Why the European crane fly is a risk to New Zealand
The larvae of the European crane fly live in the soil and eat a large number of plants that are important to New Zealand. The crane fly mainly eats pasture plants and cereal crops. It can also attack crops like beetroot, cabbage, cauliflower, broccoli, carrots, peas, potatoes, and even berries.
If it established in New Zealand, it could harm our agriculture and horticulture industries. Farmers may have to use extra insecticide to protect their pasture and crops.
Global distribution of European crane fly
How it could come to New Zealand
The only likely way for the European crane fly to enter New Zealand is as larvae in soil, probably on used agriculture equipment.

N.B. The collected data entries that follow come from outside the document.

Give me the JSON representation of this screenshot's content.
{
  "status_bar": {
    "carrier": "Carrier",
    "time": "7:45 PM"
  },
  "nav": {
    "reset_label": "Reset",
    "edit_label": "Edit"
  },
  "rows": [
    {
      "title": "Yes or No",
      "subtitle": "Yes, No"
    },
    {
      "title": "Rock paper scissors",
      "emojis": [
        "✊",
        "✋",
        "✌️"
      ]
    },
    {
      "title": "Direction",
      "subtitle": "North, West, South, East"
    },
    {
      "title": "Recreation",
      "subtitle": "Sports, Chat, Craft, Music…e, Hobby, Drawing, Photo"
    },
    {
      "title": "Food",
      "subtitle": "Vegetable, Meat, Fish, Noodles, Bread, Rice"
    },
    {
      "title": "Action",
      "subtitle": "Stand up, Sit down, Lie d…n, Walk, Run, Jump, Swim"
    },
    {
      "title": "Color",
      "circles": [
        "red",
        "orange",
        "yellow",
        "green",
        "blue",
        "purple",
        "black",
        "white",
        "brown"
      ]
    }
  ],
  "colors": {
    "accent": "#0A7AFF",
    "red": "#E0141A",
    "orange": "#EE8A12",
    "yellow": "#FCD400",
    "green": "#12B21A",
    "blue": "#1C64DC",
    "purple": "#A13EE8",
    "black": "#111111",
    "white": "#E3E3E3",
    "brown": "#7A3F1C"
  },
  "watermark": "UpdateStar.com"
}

It's unlikely the European crane fly could get to New Zealand. But it could cause a lot of harm to many of our primary industries if it did arrive here.
What does it look like?
The adult looks like a typical 'daddy long legs' fly. It looks a lot like insects already present in New Zealand.
- The body of a female adult crane fly grows to 25mm to 30mm.
- Eggs are oval, shiny, black, up to 3mm long.
- Eggs are found on the leaves of the grasses it feeds on.
- Larvae (also known as leatherjackets) are a pale, sandy colour and grow up 40mm in length.
- Larvae live in tunnels in the ground. You're only likely to find them if you're digging.
If you think you've found the crane fly
- try to photograph it
- catch or contain it
- call 0800 80 99 66
Note: This information is a summary of this pest's global distribution and potential impacts on New Zealand.